Did you hear the one about the guy who broke into a head shop and stole $300 worth of fake weed? Probably not, because it's not a joke -- some idiot actually did it on Monday night in Flagstaff.

In the police blotter of yesterday's Arizona Daily Sun, there is a report of a burglary at the Kind Connection Tattoo and Smoke Shop, where the burglar only stole two things: an incense vaporizer and $300 worth of fake marijuana.

According to the report, the burglar bashed in the store's front window -- setting off its alarm system -- went in, um, looted the store, and left.

When store employees responded to the alarm they found that the only things missing were the vaporizer and a stash of Spice Gold, a legal herb that often substitutes as fake weed. 

Since those of us at New Times are (ahem) unfamiliar with the effects of marijuana or its substitutes, we called Kind Connection to find out if this stuff can get someone even a little bit high. Unfortunately, nobody answered. We understand, though. It's a head shop so it was probably, um, wishful thinking to assume that someone would be at work at 2 p.m. on a Thursday.

So we turned to the Internet to get the skinny on the this bunk weed and found several testimonials to its effectiveness.
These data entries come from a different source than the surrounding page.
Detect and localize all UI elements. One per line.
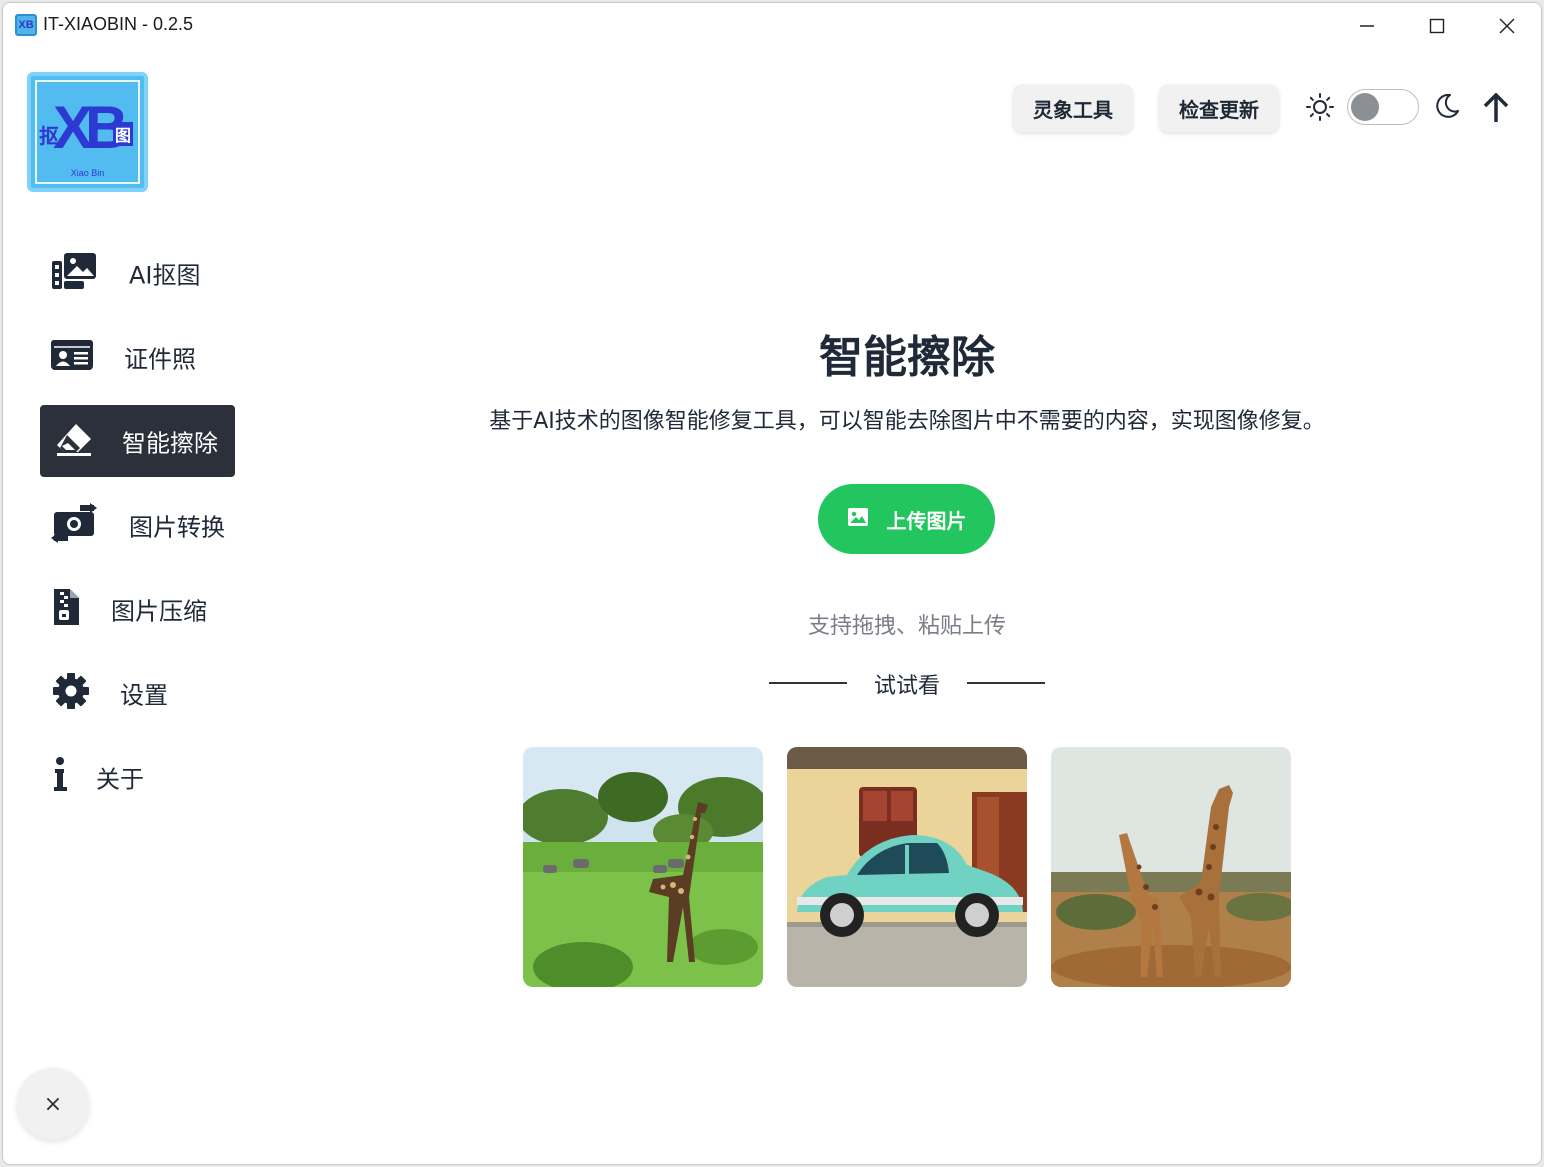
collapse-close-button[interactable]: ×: [17, 1068, 89, 1140]
sample-image-vintage-car[interactable]: [787, 747, 1027, 987]
minimize-button[interactable]: [1347, 9, 1387, 43]
window-title: IT-XIAOBIN - 0.2.5: [43, 14, 194, 34]
close-icon: ×: [43, 1091, 63, 1117]
image-icon: [847, 507, 869, 532]
page-title: 智能擦除: [819, 332, 995, 383]
sample-image-two-giraffes[interactable]: [1051, 747, 1291, 987]
info-icon: [52, 756, 70, 798]
logo-right-char: 图: [113, 122, 134, 146]
sidebar-item-settings[interactable]: 设置: [40, 657, 235, 729]
sidebar-item-label: 图片转换: [129, 513, 225, 542]
sun-icon: [1305, 92, 1335, 122]
arrow-up-icon[interactable]: [1481, 92, 1511, 124]
upload-image-button[interactable]: 上传图片: [818, 484, 995, 554]
maximize-button[interactable]: [1417, 9, 1457, 43]
toggle-knob: [1351, 93, 1379, 121]
tools-button[interactable]: 灵象工具: [1013, 84, 1133, 132]
app-window: XB IT-XIAOBIN - 0.2.5 抠 XB 图 Xiao Bin AI…: [2, 2, 1542, 1165]
upload-hint: 支持拖拽、粘贴上传: [807, 614, 1006, 639]
sidebar-item-ai-cutout[interactable]: AI抠图: [40, 237, 235, 309]
try-label: 试试看: [873, 674, 940, 699]
app-icon: XB: [15, 14, 37, 36]
image-gallery-icon: [50, 251, 98, 295]
sidebar-item-label: 关于: [96, 765, 144, 794]
try-divider: 试试看: [769, 668, 1045, 699]
sample-image-giraffe-savanna[interactable]: [523, 747, 763, 987]
maximize-icon: [1429, 18, 1445, 34]
divider-line-right: [967, 682, 1045, 684]
gear-icon: [52, 672, 90, 714]
check-update-button[interactable]: 检查更新: [1159, 84, 1279, 132]
logo-main-text: XB: [53, 94, 128, 161]
convert-image-icon: [50, 503, 98, 547]
sidebar-item-label: 设置: [120, 681, 168, 710]
sidebar-item-image-convert[interactable]: 图片转换: [40, 489, 235, 561]
minimize-icon: [1360, 25, 1374, 27]
app-logo: 抠 XB 图 Xiao Bin: [27, 72, 148, 192]
upload-button-label: 上传图片: [886, 508, 967, 533]
sidebar-item-about[interactable]: 关于: [40, 741, 235, 813]
sidebar-item-label: AI抠图: [129, 261, 201, 290]
logo-subtitle: Xiao Bin: [70, 168, 105, 178]
moon-icon: [1433, 92, 1461, 120]
title-bar: XB IT-XIAOBIN - 0.2.5: [3, 3, 1541, 47]
close-icon: [1499, 18, 1515, 34]
theme-toggle[interactable]: [1347, 89, 1419, 125]
close-window-button[interactable]: [1487, 9, 1527, 43]
page-description: 基于AI技术的图像智能修复工具，可以智能去除图片中不需要的内容，实现图像修复。: [489, 409, 1325, 434]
"I've been smoking this stuff as a substitute for weed for the last week or so and its not to bad, it definitaly [sic] gets you high, not as good as the real deal though but its still very enjoyable for a legal herb," SmokeOwt posted on the "420 friendly" internet forum, Stoner Forums.

"Junior Stoner" Jeremy_VA agrees.

"So i was surfing around the web looking at legalbuds when I found a forum than mentioned this Spice Gold was way better and actually worked as an alternative to smoke if you have DT's or are dry," he writes.

If you're getting "DT's" from not smoking weed, not having weed should not be your biggest concern.

The report says an investigation is under way and that employees were able to give police possible suspect information. Hopefully that information is more thorough than he or she's a "skeevy stoner."

If not, a large percentage of the student population at Northern Arizona University might have some splanin' to do.